US Senate candidate John Kingston will officially begin his campaign Wednesday, calling US Senator Elizabeth Warren, a Democrat, the “divider-in-chief” while promising “a different kind of Republican campaign.”
Kingston, a wealthy business executive who last year tried to block Donald Trump from becoming president by trying to clear the way for an independent candidate, called Warren “just way off that mainstream, focused on running for president, focused on being the head of the liberal left wing of the party, and I just think it’s time to send a message.”
“The state of the country is in such a serious crisis of unity and, you know, rather than looking for common cause for folks in Massachusetts . . . folks like Elizabeth Warren are driving wedges between Americans, essentially for political gain,” Kingston said in a phone interview Tuesday.
Kingston will headline what he said would be “perhaps the most diverse audience in a political kickoff in history” at the Edward M. Kennedy Institute for the US Senate in Dorchester.

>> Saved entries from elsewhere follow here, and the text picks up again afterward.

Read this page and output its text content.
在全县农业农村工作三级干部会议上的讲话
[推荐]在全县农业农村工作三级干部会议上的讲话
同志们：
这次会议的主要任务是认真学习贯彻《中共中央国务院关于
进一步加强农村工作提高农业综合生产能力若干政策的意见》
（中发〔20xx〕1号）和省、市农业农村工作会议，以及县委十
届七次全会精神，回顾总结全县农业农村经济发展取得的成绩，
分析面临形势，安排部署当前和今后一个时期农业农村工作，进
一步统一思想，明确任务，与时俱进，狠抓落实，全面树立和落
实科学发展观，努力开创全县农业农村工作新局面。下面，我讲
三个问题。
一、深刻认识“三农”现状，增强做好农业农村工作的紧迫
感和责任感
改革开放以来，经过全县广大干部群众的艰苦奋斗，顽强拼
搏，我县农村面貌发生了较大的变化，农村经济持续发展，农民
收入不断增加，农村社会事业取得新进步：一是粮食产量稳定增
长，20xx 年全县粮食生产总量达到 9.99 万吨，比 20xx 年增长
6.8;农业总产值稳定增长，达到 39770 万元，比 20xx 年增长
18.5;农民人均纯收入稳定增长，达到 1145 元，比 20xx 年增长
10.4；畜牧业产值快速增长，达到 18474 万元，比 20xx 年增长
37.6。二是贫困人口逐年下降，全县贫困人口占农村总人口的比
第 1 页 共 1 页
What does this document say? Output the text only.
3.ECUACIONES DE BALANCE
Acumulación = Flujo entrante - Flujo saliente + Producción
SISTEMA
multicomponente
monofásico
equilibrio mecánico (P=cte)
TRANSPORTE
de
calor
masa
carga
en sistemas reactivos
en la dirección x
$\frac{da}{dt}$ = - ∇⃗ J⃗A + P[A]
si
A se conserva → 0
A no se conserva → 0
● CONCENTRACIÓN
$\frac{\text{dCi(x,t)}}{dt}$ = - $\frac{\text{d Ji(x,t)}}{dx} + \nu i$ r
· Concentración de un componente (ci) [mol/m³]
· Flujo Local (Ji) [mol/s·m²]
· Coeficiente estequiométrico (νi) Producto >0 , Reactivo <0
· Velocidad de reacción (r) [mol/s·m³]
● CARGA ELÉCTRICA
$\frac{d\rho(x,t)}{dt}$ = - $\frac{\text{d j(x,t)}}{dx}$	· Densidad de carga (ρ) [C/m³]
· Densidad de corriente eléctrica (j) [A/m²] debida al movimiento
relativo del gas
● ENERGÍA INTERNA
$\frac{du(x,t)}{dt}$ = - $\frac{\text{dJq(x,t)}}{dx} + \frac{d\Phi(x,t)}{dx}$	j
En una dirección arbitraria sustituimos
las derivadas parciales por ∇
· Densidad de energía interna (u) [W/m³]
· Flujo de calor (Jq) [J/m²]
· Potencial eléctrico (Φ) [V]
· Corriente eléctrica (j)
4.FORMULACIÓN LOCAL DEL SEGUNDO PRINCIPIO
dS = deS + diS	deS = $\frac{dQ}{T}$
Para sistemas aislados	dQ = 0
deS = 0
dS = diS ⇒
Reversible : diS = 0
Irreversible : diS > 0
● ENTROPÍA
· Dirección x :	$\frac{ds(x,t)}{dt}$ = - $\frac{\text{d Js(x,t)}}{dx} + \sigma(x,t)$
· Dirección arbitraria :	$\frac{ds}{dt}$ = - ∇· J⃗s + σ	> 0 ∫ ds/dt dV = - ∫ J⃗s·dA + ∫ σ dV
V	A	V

“We’re going there to the home turf of the Democrats to say, ‘You know what, nobody owns the Senate,’ ” Kingston said.
A June WBUR/MassINC poll found Warren in a solid position for reelection, with 55 percent of voters statewide viewing her favorably.
At least four Republicans are jockeying to challenge Warren next fall. Entrepreneur Shiva Ayyadurai, state representative Geoff Diehl, and longtime GOP operative Beth Lindstrom have all said they are running.
Kingston knocked his primary rivals Tuesday, saying, “Some of my opponents are either unelectable . . . or completely uninspiring.” Kingston has loaned his campaign $3 million, and called his “the only campaign account that is actually real. Everybody else’s is negligible or non-existent.”
Vowing “we’re going to end up winning the resources war,” Kingston waved off small donations, which can be laborious to gather but help exhibit broad support. “We’re not even doing low-dollar stuff,” Kingston said.
Kingston last year attempted to start a movement that would have offered an independent presidential candidate a path to oppose Trump if he won the nomination. The effort fizzled.
On Tuesday, Kingston saved his sharpest criticism for Warren, calling the first-term Democrat “one of the top five angriest people by anybody’s measure” and saying he did not want the race to be about Trump.
Kingston, who has been a major GOP fund-raiser and an ally of Governor Charlie Baker and former governor Mitt Romney, dismissed the notion that he is a moderate, saying, “I just don’t think it’s fair to my history.”
“I’m in that independent-minded, successful Massachusetts Republican vein,” Kingston said.